Thursday, November 06, 2003
Tuesdays Work UpdateI never did repost my brilliant words from Tuesday, and since I've just had a meeting, I might as well do it now.
So, progress has been slow, because I was ill at the weekend, but basically I am still working my way through my data classifying it as YES, NO and MAYBE. Things have taken a turn for the worst of late, as the percentage of NOs and MAYBEs is on the increase. I am currently sitting on about 60% YESs, which is quite low, but I have a feeling it will end closer to 70%, which is better, and if hopefully half the MAYBEs become YESs, that'll be a decent amount of data.
YESs and NOs are easy to deal with. Blogs are either good enough or they aren't. The problem come, and the time is taken, over the MAYBEs. It all comes down to my definition of the diary/journal style i'm looking for, along with the ratio of diary/journal posts to posts that purely link and discuss the outsdie world.

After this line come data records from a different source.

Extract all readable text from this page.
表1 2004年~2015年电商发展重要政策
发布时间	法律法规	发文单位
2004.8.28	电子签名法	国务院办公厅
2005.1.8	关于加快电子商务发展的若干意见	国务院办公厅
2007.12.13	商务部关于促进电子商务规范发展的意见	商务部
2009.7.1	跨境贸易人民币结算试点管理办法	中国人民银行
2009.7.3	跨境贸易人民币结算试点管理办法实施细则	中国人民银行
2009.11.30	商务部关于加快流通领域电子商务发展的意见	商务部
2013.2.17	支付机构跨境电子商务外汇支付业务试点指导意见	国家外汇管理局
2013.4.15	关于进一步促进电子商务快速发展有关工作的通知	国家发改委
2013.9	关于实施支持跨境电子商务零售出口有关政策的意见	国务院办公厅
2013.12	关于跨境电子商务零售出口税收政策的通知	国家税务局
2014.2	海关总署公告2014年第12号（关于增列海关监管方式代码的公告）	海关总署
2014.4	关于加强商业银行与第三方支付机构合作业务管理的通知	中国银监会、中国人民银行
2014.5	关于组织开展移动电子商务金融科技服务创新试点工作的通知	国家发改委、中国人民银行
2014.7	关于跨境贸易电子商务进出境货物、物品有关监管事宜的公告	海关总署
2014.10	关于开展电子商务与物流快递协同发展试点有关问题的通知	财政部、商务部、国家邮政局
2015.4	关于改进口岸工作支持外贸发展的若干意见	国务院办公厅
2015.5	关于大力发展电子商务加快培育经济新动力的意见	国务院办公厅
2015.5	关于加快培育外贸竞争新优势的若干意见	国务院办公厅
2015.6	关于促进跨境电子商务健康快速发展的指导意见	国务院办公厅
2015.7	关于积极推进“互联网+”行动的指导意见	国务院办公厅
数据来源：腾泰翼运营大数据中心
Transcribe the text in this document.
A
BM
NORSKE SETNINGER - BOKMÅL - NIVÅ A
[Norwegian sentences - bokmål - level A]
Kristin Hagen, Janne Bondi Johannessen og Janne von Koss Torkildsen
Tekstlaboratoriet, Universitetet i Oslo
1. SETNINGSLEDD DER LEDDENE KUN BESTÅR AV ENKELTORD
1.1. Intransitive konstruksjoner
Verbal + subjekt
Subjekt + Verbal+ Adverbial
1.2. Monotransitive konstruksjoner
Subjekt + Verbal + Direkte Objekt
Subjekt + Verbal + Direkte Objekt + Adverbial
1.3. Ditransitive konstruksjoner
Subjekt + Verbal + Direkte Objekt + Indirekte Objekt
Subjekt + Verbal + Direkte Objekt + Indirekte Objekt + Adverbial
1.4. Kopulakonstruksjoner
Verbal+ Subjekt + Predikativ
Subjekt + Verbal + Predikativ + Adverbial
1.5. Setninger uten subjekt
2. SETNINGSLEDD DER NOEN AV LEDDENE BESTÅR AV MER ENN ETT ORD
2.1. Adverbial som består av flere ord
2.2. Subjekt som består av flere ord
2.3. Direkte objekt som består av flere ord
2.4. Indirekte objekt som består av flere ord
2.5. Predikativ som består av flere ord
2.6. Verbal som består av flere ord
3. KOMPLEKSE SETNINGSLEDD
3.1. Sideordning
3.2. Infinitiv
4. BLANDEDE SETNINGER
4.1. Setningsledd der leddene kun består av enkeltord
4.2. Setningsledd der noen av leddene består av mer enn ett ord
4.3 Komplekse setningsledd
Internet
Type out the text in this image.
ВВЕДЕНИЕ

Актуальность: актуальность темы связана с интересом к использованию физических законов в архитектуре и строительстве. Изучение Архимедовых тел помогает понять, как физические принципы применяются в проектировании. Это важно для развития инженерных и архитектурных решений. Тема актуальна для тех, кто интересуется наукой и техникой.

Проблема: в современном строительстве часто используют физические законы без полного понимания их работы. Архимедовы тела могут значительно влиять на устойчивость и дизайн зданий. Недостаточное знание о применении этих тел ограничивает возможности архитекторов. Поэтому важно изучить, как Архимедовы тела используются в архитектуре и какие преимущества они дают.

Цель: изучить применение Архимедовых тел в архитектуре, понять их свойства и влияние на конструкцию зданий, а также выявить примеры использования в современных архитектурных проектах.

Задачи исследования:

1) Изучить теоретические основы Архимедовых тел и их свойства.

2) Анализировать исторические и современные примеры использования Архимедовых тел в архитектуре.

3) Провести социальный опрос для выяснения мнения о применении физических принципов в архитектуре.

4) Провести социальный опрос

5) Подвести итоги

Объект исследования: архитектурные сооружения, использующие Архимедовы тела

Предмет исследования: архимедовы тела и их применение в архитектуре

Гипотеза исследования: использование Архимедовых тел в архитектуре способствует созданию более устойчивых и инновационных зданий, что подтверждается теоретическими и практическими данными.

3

We have a couple of options for dealing with these maybes:
1 - So far, my judgements are purely based on eyeballing the data, but the final decision on the MAYBEs will have to be more scientific. One option is to determine an exact point at which data becomes a YES or a NO. This could be word count or post count, and it
would require marking the text within each blog as either personal or comment/link. We could say that a blog needed to be at least 50% personal for it to get in.
2 - We could also continue to rely on human judgements, but not just mine. We get a number (at least 2) of raters to read the MAYBE blogs (along with a couple of YES NO blogs for guidance) and get them to decide independently if each is a YES or NO. Then you compare the ratings and get an answer for each blog.
After the meeting we've decided to lean towards a variation of method 1. For the moment, all MAYBEs where this is an issue, will for now be included. I will begin to markup all the data, including marking posts as either personal or comment/link. Once this is complete we can get a look at the statistics, word count, posts count etc. This should allow us to decide a suitable threshold for decision making.
Also, it is best to keep as much data as you can, because once you throw it away, you lose it forever, you cannot later slip it back into the study. But if you keep it in, and at some point you realise you can't keep it, it is easy to remove.
Once the data is marked-up, it may even be possible to include all the MAYBEs but not include the comment/link text in the analysis.
A lot to think of for next weeks meeting.